Effect of Ligand Shell Composition on Biodistribution of Ultrasmall Gold Nanoparticles

Cytotoxic chemotherapy is the standard of care for many types of cancer despite the frequently observed severe side effects. The targeted delivery of chemotherapeutics has great potential to reduce these effects by increasing... [ view full abstract ]

Cytotoxic chemotherapy is the standard of care for many types of cancer despite the frequently observed severe side effects. The targeted delivery of chemotherapeutics has great potential to reduce these effects by increasing drug concentrations within the target tissue, thereby reducing the required dose [1]. Targeted delivery can be an extremely useful approach to achieving a therapeutically active concentration whilst ensuring acceptable systemic toxicity [2].

Midatech Pharma Plc uses novel ultrasmall gold nanoparticles (GNPs) with a gold core diameter of 1.6 – 1.8 nm as a functionalizable vehicle for tissue-selective delivery (Figure 1). This platform is highly flexible, allowing incorporation of various components dependent upon the therapeutic application [3]. In the current study we describe GNPs that are coated with thiol-modified carbohydrates and bifunctional polyethylene glycols (PEGs).

We investigated the effect of different chemical ligand shell compositions on the biodistribution and pharmacokinetic profile of these particles using an in vivo rat model.
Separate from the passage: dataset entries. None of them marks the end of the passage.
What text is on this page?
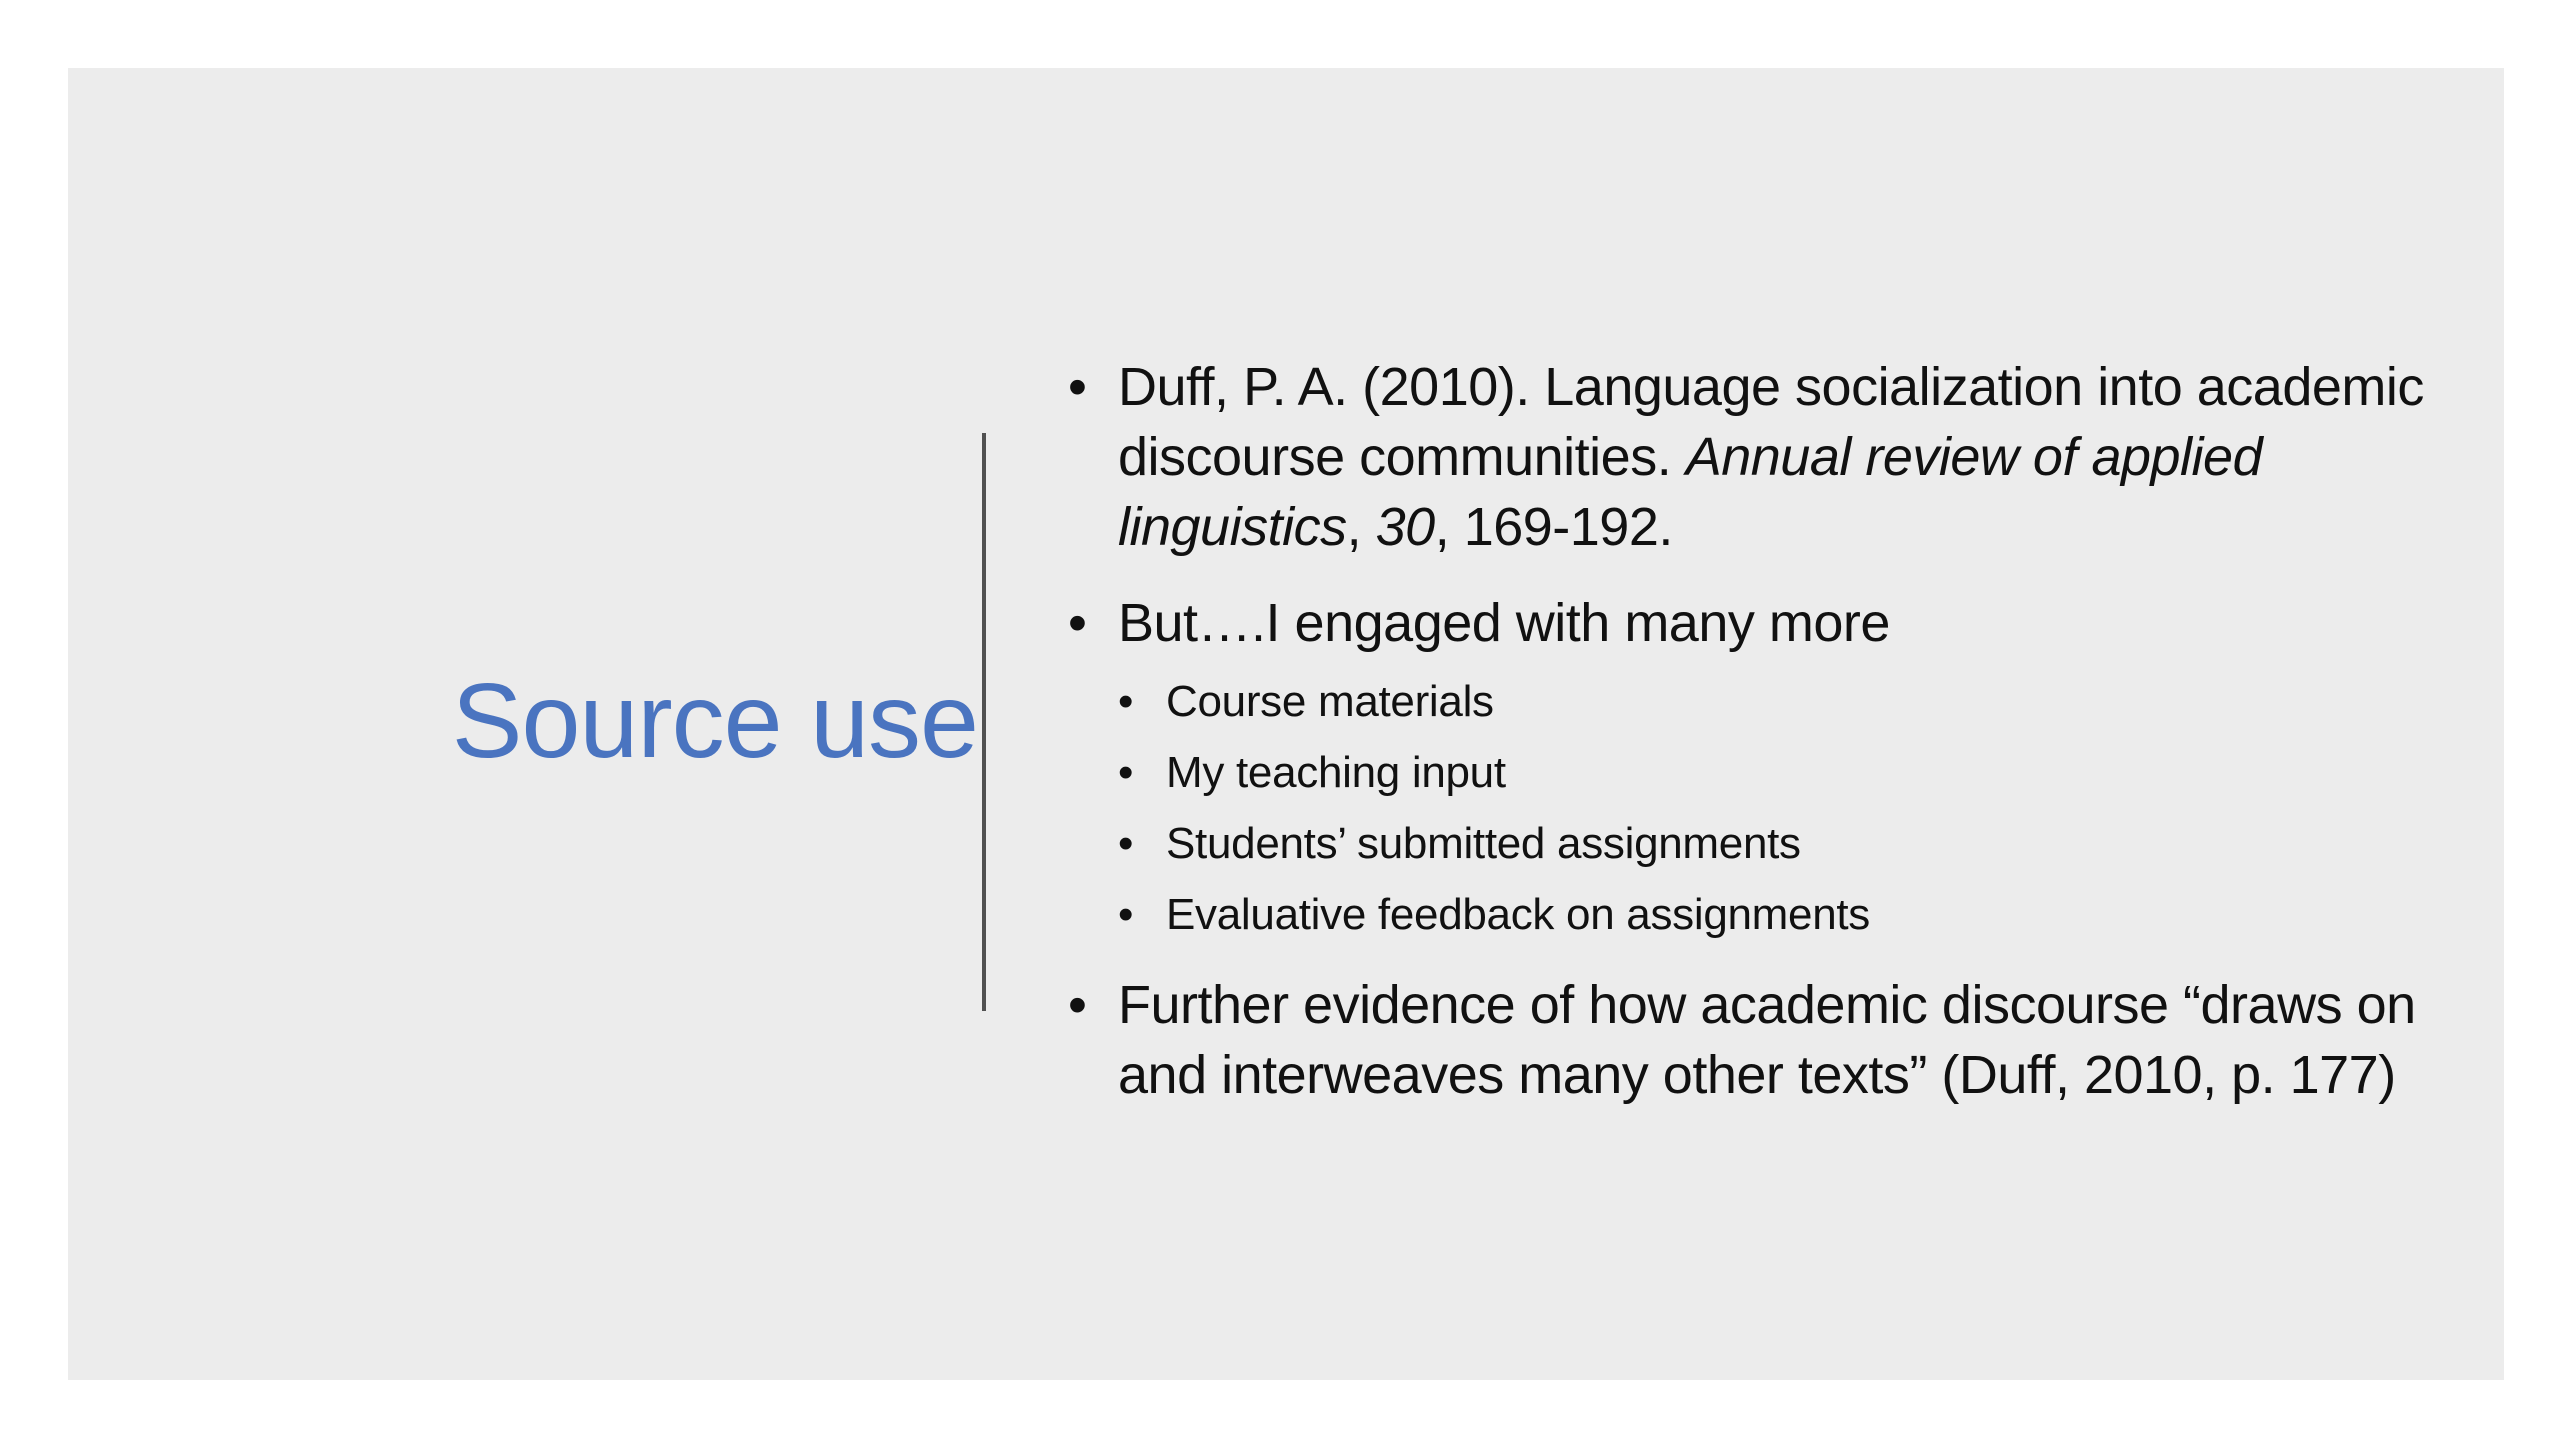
Source use
• Duff, P. A. (2010). Language socialization into academic discourse communities. Annual review of applied linguistics, 30, 169-192.
• But….I engaged with many more
• Course materials
• My teaching input
• Students’ submitted assignments
• Evaluative feedback on assignments
• Further evidence of how academic discourse “draws on and interweaves many other texts” (Duff, 2010, p. 177)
By varying the charge and ligand size, we showed that Midatech’s novel ultrasmall gold nanoparticles can be customized to vary circulation times and tissue selective accumulation. Also, due to their very small size and carbohydrate based ligand shell these particles are less likely to form a protein corona compared to larger nanoparticle analogues [4], and are therefore especially interesting candidates for active targeting strategies.
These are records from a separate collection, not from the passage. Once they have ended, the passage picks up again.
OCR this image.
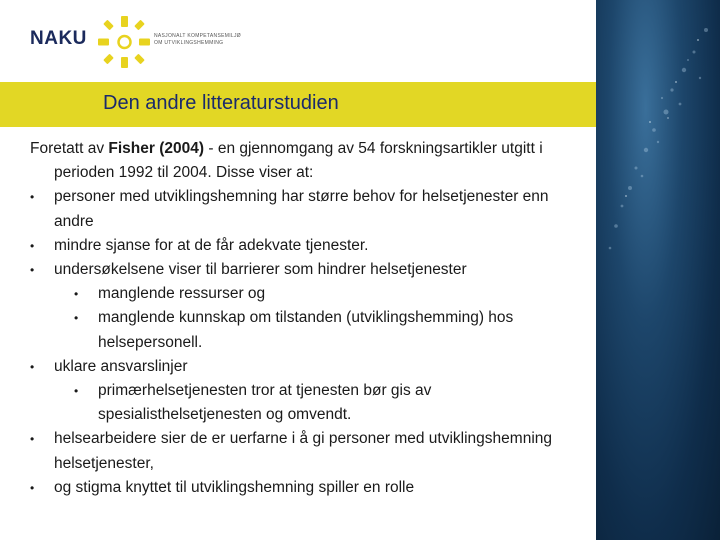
NAKU	NASJONALT KOMPETANSEMILJØ
OM UTVIKLINGSHEMMING
Den andre litteraturstudien

Foretatt av Fisher (2004) - en gjennomgang av 54 forskningsartikler utgitt i perioden 1992 til 2004. Disse viser at:

• personer med utviklingshemning har større behov for helsetjenester enn andre

• mindre sjanse for at de får adekvate tjenester.

• undersøkelsene viser til barrierer som hindrer helsetjenester

• manglende ressurser og

• manglende kunnskap om tilstanden (utviklingshemming) hos helsepersonell.

• uklare ansvarslinjer

• primærhelsetjenesten tror at tjenesten bør gis av spesialisthelsetjenesten og omvendt.

• helsearbeidere sier de er uerfarne i å gi personer med utviklingshemning helsetjenester,

• og stigma knyttet til utviklingshemning spiller en rolle
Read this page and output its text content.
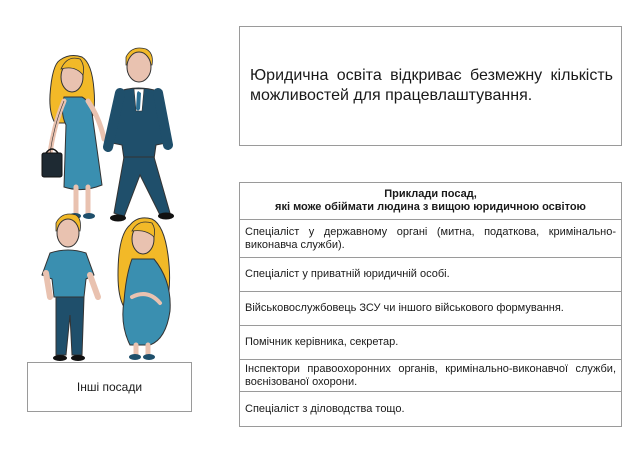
Юридична освіта відкриває безмежну кількість можливостей для працевлаштування.

Приклади посад,
які може обіймати людина з вищою юридичною освітою
Спеціаліст у державному органі (митна, податкова, кримінально-виконавча служби).
Спеціаліст у приватній юридичній особі.
Військовослужбовець ЗСУ чи іншого військового формування.
Помічник керівника, секретар.
Інспектори правоохоронних органів, кримінально-виконавчої служби, воєнізованої охорони.
Спеціаліст з діловодства тощо.
Інші посади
In conclusion, Midatech GNPs offer a highly flexible and customizable drug delivery system which may be tailored for a range of cancer types and other diseases.


References

[1] S. M. Sagnella, J. A. McCarroll, M. Kavallaris, Nanomedicine, 10, 1131 (2014).
[2] M. Shilo, M. Motiei, P. Hana, R. Popovtzer, Nanoscale, 6, 2146 (2014).
[3] midatechpharma.com.
[4] K. Zarschler, L. Rocks, N. Licciardello, L. Boselli, E. Polo, K. P. Garcia, L. De Cola, H. Stephan, K. A. Dawson, Nanomedicine, 12 (6), 1663-1701.